The King's Gold by Arturo Perez-reverte
Seville, 1626. After serving with honor at the bloody siege of Breda, Captain Alatriste and his protégé, Inigo Balboa, have returned: battle-weary, short of cash, and with few prospects for honest work. But the Spanish empire is as dangerous as ever, and it's not long before Alatriste receives an intriguing offer of short-term employment. He and Inigo must recruit a dozen swordsmen and mercenaries for a risky job involving a dazzling amount of contraband gold and a heavily guarded Spanish galleon returning from the West Indies. The offer comes from the king himself, for at stake is nothing less than the Spanish Crown, and its dominion over the wealth of the Americas.

Devil Bones by Kathy Reichs
The 11th in the Temperance Brennan series. A call to examine a skull found in a hidden floor space plunges Tempe into a case that may involve ritual murder. The skull and some kettles containing bones and various fetishes suggesting Santer'a or some other alternative religion may tie in with two headless bodies, one found floating in a river and another marked with Satanic symbols. Furious when a local politician uses the cases as an excuse to whip up hostility against little-understood religions, Tempe is far from convinced that the Wiccan who is arrested is guilty. When Rinaldi, one of the detectives she's working with, is killed in a drive-by, Tempe falls off the wagon but soldiers on, mortified, until she finally makes the connections between the crimes that lead to a close call with death and a startling conclusion.

 

Guernsey Literary And Potato Peel Pie Society by Mary Ann Shaffer
The Guernsey Literary and Potato Peel Pie Society—born as a spur-of-the-moment alibi when its members were discovered breaking curfew by the Germans occupying their island—boasts a charming, funny, deeply human cast of characters, from pig farmers to phrenologists, literature lovers all.

 

Off Season by Anne Rivers Siddons
For as long as she can remember, they were Cam and Lilly--happily married, totally in love with each other, parents of a beautiful family, and partners in life. Then, after decades of marriage, it ended as every great love story does...in loss. After Cam's death, Lilly takes a lone road trip to her and Cam's favorite spot on the remote coast of Maine.

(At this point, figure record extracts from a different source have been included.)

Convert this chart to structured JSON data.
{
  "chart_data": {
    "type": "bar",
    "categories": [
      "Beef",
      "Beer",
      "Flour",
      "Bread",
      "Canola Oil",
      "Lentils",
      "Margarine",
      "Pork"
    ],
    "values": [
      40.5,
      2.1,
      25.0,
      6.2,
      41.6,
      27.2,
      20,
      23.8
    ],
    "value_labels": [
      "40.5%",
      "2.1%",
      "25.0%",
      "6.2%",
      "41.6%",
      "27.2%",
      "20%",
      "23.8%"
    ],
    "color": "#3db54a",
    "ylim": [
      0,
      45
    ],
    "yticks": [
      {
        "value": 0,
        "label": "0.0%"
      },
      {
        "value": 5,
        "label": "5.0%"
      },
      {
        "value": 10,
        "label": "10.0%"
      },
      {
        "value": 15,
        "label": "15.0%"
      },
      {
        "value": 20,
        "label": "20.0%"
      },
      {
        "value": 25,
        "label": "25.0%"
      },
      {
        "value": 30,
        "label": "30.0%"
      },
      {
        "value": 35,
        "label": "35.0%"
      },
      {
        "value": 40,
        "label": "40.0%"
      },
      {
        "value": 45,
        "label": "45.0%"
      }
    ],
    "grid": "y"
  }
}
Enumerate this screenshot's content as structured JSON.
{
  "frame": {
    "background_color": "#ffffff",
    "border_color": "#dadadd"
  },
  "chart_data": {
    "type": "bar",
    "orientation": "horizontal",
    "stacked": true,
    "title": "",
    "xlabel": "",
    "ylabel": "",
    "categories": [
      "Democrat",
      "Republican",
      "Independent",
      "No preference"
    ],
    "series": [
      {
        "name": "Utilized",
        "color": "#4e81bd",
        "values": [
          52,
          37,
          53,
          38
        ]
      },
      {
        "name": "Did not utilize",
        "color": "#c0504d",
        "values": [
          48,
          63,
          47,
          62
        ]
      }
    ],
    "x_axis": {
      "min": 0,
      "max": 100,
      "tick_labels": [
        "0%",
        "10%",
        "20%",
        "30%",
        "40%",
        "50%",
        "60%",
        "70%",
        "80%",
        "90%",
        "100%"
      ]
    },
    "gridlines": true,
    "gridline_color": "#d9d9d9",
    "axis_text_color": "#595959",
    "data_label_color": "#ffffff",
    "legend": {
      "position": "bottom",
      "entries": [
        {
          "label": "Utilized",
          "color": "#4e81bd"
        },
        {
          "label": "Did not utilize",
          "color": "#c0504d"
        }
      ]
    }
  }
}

It is a journey begun with tender memories and culminating in a revelation that will make Lilly re-evaluate everything she thought was true about her husband and her marriage.

 

Ghost Train To The Eastern Star by Paul Theroux
Theroux recreates an epic journey he took thirty years ago, a giant loop by train (mostly) through Eastern Europe, Turkey, the Caucasus, Central Asia, the Indian Subcontinent, China, Japan, and Siberia. In short, he traverses all of Asia top to bottom, and end to end. In the three decades since he first travelled this route, Asia has undergone phenomenal change. The Soviet Union has collapsed, China has risen, India booms, Burma slowly smothers, and Vietnam prospers despite the havoc unleashed upon it the last time Theroux passed through.

 

Pharmakon by Dirk Wittenborn
William Friedrich, an ambitious professor of psychology at Yale in 1952, has stumbled upon a drug that promises happiness—and that can make him a famous man. When his experiment goes awry, and a research subject commits murder, the consequences will haunt him and his family forever.

 

How Fiction Works by James Wood
What makes a story a story? What is style? What's the connection between realism and real life? These are some of the questions answered in How Fiction Works, the first book-length essay by the preeminent critic of his generation. Ranging widely—from Homer to David Foster Wallace, from What Maisie Knew to Make Way for Ducklings—Wood takes the reader through the basic elements of the art, step by step. The result is nothing less than a philosophy of the novel—plainspoken, funny, blunt—in the traditions of E. M. Forster's Aspects of the Novel and Strunk and White's The Elements of Style. It sums up two decades of insight with wit and concision. It will change the way you read.